Last September 17, Orrick moved its meetup at WeWork at Fulton Center from the CBS Building to discuss three hot issues.
• The astounding differences on both sides of the buy button by Scott Kumit, founder and CEO of Keep Holdings
• What’s hot in ecommerce? New business models, new markets with content marketing becoming instead the most talked about part of this sector.
• Structuring a partnership with established companies
The e-commerce panel consisted of Adam Kalamchi, founder & CEO of Brilliant Bicycles; Philip Krim, co-founder & CEO, Casper; Matt Krna, partner of SoftBank Capital; Spencer Lazar, principal, General Catalyst Partners, and Amit Mukherjee, associate, NEA. It was moderated by David Concannon, partner at Orrick.
The second panel consisted of Melissa Gonzalez, founder & CEO, The Lion’esque Group; Liza Kindred, founder & CEO, Third Wave Fashion; Seona Skwara, group marketing manager, digital marketing of Nestlé Waters North America and Kim Grennan, innovation strategist, Global Strategy Group of Verizon Communications. It was moderated by Kelly Hoey, chief marketing officer of Cuurio.
With the e-commerce panel, Warby Parker was considered the standard for success in its content marketing.
Because there is so much noise out there, an honest brand persona goes a long way, said one of the panelists. The product has to reflect its reality.
As for the e-commerce model, many of them agreed that you can test at shopify before you invest in your concept.

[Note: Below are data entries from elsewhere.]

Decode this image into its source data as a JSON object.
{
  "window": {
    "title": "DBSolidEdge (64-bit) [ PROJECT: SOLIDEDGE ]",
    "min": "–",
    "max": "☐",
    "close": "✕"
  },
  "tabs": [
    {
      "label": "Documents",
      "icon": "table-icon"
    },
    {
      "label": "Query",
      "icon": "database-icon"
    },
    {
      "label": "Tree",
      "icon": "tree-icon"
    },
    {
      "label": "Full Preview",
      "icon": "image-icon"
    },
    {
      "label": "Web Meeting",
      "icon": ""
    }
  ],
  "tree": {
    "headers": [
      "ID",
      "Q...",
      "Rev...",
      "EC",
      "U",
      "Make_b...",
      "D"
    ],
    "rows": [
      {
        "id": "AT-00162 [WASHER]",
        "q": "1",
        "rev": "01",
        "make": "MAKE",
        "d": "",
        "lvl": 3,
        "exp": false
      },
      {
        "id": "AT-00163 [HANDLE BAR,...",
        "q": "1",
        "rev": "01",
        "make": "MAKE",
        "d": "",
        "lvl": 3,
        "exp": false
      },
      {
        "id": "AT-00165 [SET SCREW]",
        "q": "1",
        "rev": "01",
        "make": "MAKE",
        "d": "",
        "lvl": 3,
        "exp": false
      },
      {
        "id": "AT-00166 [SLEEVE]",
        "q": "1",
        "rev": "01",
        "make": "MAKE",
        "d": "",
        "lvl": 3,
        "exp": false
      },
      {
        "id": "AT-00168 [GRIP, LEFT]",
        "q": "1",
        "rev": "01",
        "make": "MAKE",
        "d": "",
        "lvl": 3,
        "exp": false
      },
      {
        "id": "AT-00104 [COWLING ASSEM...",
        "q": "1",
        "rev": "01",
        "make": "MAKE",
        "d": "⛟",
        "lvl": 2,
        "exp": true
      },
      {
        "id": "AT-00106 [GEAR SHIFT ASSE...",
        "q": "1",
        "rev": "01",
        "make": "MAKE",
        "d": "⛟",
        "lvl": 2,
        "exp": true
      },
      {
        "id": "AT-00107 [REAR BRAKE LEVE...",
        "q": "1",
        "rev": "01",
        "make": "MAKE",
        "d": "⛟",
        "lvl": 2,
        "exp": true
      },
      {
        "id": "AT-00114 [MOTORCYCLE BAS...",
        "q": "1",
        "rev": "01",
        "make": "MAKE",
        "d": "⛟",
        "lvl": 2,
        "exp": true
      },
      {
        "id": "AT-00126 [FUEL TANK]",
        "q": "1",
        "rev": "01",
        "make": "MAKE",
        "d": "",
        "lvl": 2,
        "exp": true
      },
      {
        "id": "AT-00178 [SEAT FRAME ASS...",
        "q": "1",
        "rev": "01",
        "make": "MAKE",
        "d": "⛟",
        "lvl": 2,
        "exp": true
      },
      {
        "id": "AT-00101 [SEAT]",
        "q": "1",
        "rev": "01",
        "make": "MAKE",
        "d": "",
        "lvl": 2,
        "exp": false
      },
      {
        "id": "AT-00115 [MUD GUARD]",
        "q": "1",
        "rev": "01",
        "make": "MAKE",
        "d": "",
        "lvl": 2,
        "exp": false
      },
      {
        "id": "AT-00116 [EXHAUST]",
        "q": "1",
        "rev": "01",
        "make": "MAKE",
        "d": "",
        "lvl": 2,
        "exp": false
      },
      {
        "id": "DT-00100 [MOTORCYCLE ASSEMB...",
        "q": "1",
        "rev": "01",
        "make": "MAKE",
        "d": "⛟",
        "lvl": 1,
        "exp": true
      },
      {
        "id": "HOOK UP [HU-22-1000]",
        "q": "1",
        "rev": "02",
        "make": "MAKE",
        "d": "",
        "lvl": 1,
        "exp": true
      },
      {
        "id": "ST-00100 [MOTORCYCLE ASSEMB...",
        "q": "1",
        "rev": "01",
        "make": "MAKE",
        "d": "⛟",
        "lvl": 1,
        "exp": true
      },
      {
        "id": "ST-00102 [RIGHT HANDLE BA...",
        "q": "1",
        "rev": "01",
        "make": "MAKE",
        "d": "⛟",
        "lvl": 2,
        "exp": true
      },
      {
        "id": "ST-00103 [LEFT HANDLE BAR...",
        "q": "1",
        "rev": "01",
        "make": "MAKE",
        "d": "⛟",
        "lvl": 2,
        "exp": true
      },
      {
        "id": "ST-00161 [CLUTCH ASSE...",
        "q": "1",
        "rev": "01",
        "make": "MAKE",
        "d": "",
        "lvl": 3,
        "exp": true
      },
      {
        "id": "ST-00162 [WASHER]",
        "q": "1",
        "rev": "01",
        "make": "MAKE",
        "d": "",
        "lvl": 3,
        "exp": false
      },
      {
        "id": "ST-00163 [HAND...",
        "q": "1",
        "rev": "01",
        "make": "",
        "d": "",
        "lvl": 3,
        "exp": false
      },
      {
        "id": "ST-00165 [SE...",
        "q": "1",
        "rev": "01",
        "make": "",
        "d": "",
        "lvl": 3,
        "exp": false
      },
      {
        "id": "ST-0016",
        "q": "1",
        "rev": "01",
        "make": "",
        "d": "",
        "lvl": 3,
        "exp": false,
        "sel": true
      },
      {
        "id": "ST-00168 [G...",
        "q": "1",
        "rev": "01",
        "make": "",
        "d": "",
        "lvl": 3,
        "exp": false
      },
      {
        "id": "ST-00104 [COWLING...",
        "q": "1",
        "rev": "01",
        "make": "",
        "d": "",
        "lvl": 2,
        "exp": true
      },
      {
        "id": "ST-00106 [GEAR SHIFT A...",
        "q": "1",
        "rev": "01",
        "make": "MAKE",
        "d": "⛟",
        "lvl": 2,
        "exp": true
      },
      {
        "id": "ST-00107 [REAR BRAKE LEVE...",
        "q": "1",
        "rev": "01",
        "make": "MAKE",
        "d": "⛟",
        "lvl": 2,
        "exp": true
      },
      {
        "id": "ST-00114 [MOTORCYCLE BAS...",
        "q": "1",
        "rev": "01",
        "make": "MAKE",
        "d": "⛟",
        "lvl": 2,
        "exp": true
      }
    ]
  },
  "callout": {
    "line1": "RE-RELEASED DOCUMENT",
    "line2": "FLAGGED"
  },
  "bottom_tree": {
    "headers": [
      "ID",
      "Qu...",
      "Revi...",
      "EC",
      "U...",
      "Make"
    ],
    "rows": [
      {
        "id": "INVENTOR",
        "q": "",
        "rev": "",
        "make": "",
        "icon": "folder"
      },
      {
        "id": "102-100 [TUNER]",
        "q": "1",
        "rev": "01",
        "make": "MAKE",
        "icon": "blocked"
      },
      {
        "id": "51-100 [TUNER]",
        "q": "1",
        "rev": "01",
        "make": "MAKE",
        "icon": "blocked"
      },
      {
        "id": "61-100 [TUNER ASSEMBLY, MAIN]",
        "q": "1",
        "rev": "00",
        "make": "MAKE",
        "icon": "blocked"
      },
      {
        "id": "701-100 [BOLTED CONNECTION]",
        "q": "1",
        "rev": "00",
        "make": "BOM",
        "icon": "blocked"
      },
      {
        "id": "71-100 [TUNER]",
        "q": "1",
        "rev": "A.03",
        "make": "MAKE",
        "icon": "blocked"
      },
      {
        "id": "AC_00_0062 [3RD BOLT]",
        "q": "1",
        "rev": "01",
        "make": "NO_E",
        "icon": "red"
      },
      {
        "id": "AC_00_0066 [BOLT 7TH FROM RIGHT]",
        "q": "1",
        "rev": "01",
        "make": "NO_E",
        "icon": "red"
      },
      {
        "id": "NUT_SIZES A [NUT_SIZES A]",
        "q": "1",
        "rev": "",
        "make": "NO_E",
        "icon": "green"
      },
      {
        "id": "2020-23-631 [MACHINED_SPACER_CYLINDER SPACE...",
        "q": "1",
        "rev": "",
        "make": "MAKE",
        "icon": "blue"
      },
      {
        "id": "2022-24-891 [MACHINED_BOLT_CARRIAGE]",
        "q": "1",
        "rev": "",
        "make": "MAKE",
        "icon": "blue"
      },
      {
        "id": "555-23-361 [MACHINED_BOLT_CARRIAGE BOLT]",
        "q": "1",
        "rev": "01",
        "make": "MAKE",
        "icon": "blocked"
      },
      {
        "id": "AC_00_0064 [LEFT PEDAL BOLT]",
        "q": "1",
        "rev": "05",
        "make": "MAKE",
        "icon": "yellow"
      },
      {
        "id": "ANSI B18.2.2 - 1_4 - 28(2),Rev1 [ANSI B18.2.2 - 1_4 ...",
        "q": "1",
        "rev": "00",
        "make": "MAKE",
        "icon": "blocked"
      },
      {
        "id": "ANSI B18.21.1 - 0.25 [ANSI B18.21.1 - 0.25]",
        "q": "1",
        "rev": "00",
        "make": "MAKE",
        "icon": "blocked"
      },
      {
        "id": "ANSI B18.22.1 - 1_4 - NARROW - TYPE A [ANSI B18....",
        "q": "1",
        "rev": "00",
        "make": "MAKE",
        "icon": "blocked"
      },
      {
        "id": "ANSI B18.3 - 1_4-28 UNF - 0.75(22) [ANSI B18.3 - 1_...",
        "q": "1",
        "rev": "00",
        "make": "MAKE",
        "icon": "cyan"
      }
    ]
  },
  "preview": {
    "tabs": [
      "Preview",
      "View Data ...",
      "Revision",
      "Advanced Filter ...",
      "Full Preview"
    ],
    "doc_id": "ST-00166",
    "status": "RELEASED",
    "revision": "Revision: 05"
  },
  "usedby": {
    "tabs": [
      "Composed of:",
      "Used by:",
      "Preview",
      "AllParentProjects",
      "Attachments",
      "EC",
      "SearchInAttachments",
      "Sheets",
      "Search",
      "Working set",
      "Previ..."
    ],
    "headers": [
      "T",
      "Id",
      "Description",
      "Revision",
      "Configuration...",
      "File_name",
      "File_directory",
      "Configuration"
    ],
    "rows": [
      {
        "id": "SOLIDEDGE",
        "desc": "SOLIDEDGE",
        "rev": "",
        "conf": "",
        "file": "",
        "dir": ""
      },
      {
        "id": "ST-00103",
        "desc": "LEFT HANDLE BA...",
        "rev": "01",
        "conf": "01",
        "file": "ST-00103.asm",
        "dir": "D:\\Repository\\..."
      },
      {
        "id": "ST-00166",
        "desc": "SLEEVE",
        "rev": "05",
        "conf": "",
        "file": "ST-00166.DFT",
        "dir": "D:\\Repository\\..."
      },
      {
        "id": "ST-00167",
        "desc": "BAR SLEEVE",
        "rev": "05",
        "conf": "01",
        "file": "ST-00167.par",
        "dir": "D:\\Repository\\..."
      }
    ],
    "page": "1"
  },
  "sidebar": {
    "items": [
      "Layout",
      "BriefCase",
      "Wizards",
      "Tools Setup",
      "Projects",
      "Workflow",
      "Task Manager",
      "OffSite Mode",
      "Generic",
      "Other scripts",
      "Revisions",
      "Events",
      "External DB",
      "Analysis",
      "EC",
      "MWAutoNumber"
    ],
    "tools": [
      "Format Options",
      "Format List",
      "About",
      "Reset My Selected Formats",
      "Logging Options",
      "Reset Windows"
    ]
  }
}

One observed how more unique goods have proven to be great sellers. If you’re a small brand, this is good to know. “Consumers now are taking risks.”
When talk moved to pop-up stores as a way to promote e-commerce sites, it begged the question if it’s more of a showroom or an inexpensive way to test.
The other discussion about partnerships with big companies provoked a question from the audience, “How can a startup trust a big company to support them?”
Before the actual responses came, the panelists said they don’t sign non-disclosure agreements, just like any other investor. They assured the audience that an idea still requires execution, which companies can’t reportedly be bothered to do, because of their other vested interests.
One panelist said $15 million revenue may not push the needle if the company is already earning $130 billion.
That may also indicate if a company is going to steal your idea or not.